Если мы примем к сведению, что действительно у нас есть у всех в большей или меньшей степени какие-то проблемы с самоконтролем, то есть у нас есть какие-то представления, как правильно поступить, но нам это трудно. То вот за счет каких-то трюков, обманов, приемов или использования каких-то внешних устройств — например, бывают какие-то забавные будильники. Для того чтобы такой будильник выключить, его нужно найти. Когда он зазвенит, он начинает двигаться в каком-то случайном направлении и может убежать под кровать, а может — под шкаф. И пока ты его не достанешь, он будет трезвонить. Такой соблазн нужно будет преодолеть. И точно так же с инвестициями. Есть какие-то, с одной стороны, внутренние правила, вроде ментальных счетов. С другой стороны, есть какие-то внешние инструменты, к которым мы все прибегаем в большей или меньшей степени, вроде ситуации, когда мы, с одной стороны, имеем кредит с более высокой процентной ставкой. А с другой стороны, у нас есть какие-то сбережения, которые меньше процентную ставку имеют. Но может быть, это такая модель, при которой мы лучше дисциплинируем свое поведение.
Елена Пикулина: Не всегда наличие кредита и сбережений является нерациональным, если вы ожидаете, что у вас будет какой-то шок ликвидности и вам понадобятся наличные очень быстро и очень сразу, и большая сумма. И у вас нет возможности их получить, тогда это может иметь смысл. В этом смысле, когда вы переплачиваете за кредит, вы просто переплачиваете за вот это наличие ликвидности. Если, например, я знаю, что у меня есть шанс, что у меня будут непредвиденные расходы на здравоохранение, если мне станет очень плохо, я не смогу пойти и взять кредит на оплату своего здоровья, тогда иметь эту подушку безопасности имеет смысл.
Если мы говорим о когнитивных искажениях в принципе, то мы часто их сравниваем с такой очень абстрактной моделью в экономике, где у экономического агента есть абсолютная мощь такого суперкомпьютера и он может всегда знать, сколько денег ему надо потратить на коммуналку, сколько на еду, и все это уже учтено, когда человек принимает решение о покупке того или иного товара. В этом случае ментальные счета — это просто такое упрощенное правило принятия того же самого решения, в этом смысле «когнитивные искажения», может быть, не до конца хороший термин, потому что у него такая отрицательная коннотация, когда чаще это просто такие упрощенные правила принятия решения во многих случаях, которые заменяют нам вот этот суперкомпьютер, про который экономисты предполагают, что он есть, но на самом деле его у нас нет. Надо смотреть ситуации, когда ментальные счета ведут к ошибкам и потерям, но часто это не совсем так.

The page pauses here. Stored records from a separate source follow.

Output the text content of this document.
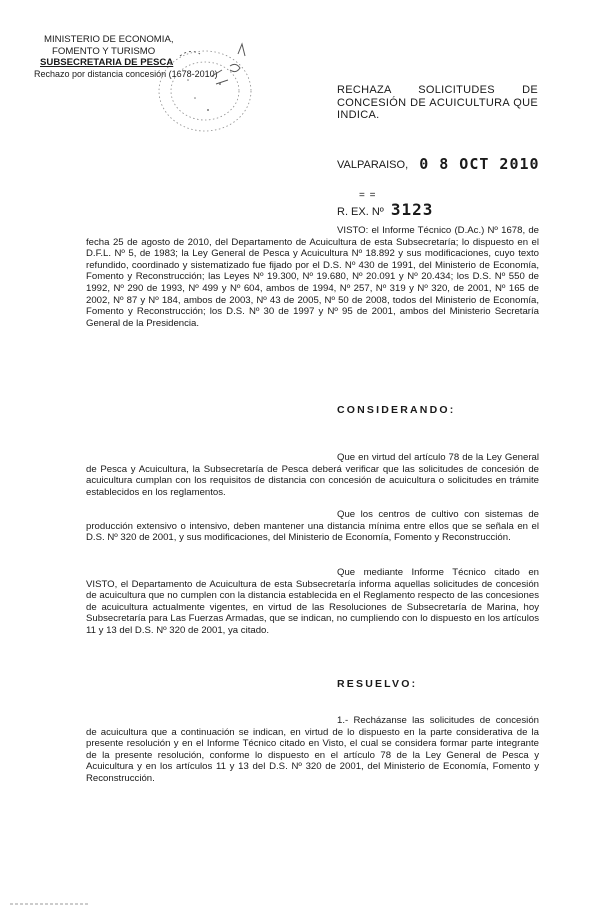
MINISTERIO DE ECONOMIA,
FOMENTO Y TURISMO
SUBSECRETARIA DE PESCA
Rechazo por distancia concesión (1678-2010)
RECHAZA SOLICITUDES DE CONCESIÓN DE ACUICULTURA QUE INDICA.
VALPARAISO, 0 8 OCT 2010
= =
R. EX. Nº 3123
VISTO: el Informe Técnico (D.Ac.) Nº 1678, de fecha 25 de agosto de 2010, del Departamento de Acuicultura de esta Subsecretaría; lo dispuesto en el D.F.L. Nº 5, de 1983; la Ley General de Pesca y Acuicultura Nº 18.892 y sus modificaciones, cuyo texto refundido, coordinado y sistematizado fue fijado por el D.S. Nº 430 de 1991, del Ministerio de Economía, Fomento y Reconstrucción; las Leyes Nº 19.300, Nº 19.680, Nº 20.091 y Nº 20.434; los D.S. Nº 550 de 1992, Nº 290 de 1993, Nº 499 y Nº 604, ambos de 1994, Nº 257, Nº 319 y Nº 320, de 2001, Nº 165 de 2002, Nº 87 y Nº 184, ambos de 2003, Nº 43 de 2005, Nº 50 de 2008, todos del Ministerio de Economía, Fomento y Reconstrucción; los D.S. Nº 30 de 1997 y Nº 95 de 2001, ambos del Ministerio Secretaría General de la Presidencia.
CONSIDERANDO:
Que en virtud del artículo 78 de la Ley General de Pesca y Acuicultura, la Subsecretaría de Pesca deberá verificar que las solicitudes de concesión de acuicultura cumplan con los requisitos de distancia con concesión de acuicultura o solicitudes en trámite establecidos en los reglamentos.
Que los centros de cultivo con sistemas de producción extensivo o intensivo, deben mantener una distancia mínima entre ellos que se señala en el D.S. Nº 320 de 2001, y sus modificaciones, del Ministerio de Economía, Fomento y Reconstrucción.
Que mediante Informe Técnico citado en VISTO, el Departamento de Acuicultura de esta Subsecretaría informa aquellas solicitudes de concesión de acuicultura que no cumplen con la distancia establecida en el Reglamento respecto de las concesiones de acuicultura actualmente vigentes, en virtud de las Resoluciones de Subsecretaría de Marina, hoy Subsecretaría para Las Fuerzas Armadas, que se indican, no cumpliendo con lo dispuesto en los artículos 11 y 13 del D.S. Nº 320 de 2001, ya citado.
RESUELVO:
1.- Recházanse las solicitudes de concesión de acuicultura que a continuación se indican, en virtud de lo dispuesto en la parte considerativa de la presente resolución y en el Informe Técnico citado en Visto, el cual se considera formar parte integrante de la presente resolución, conforme lo dispuesto en el artículo 78 de la Ley General de Pesca y Acuicultura y en los artículos 11 y 13 del D.S. Nº 320 de 2001, del Ministerio de Economía, Fomento y Reconstrucción.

Антон Суворов: Хотел немножко пояснить, почему кредит может быть таким дисциплинирующим механизмом, потому что, к примеру, мы купили в ипотеку дом и дальше в течение какого-то времени мы вынуждены оплачивать суммы, то есть фактически такие вынужденные сбережения. Отказ от выплат по кредиту фактически накажет нас очень сильно. Альтернативой было бы взять дом в аренду и сберегать эти деньги каким-то другим способом. Но здесь быть уверенным в том, что ты будешь эти суммы откладывать, нельзя. Поэтому даже если ты считаешь недвижимость, может быть, не самым перспективным с точки зрения получения дохода, такой чисто финансовой точки зрения, это может быть способом запрограммировать свое поведение на n лет вперед.
— Можно запустить такой продукт — помоги себе сберегать с помощью кредита. Вообще да, когда мы говорим про кредиты и сбережения, допустим, государству сбережения помогают занимать по более низкой ставке. Это как одна из причин, почему нужно иметь сбережения, резервы, особенно если это развивающаяся экономика. А что нам делать вот с этими когнитивными искажениями? Соглашусь, что возможно не очень удачный термин, быстрые решения по-прежнему нас защищают, в конце концов они продиктованы эволюцией. Еще непонятно, где выше издержки, если мы будем каждый раз долго-долго думать по каждому решению, или если мы иногда примем какое-то быстрое, но неверное решение. Какие существуют стратегии управления нашими когнитивными искажениями? Есть ли какой-то общий шаблон, кроме того, что всегда хорошо сомневаться хотя бы немного, критически мыслить и относиться с самоиронией к себе?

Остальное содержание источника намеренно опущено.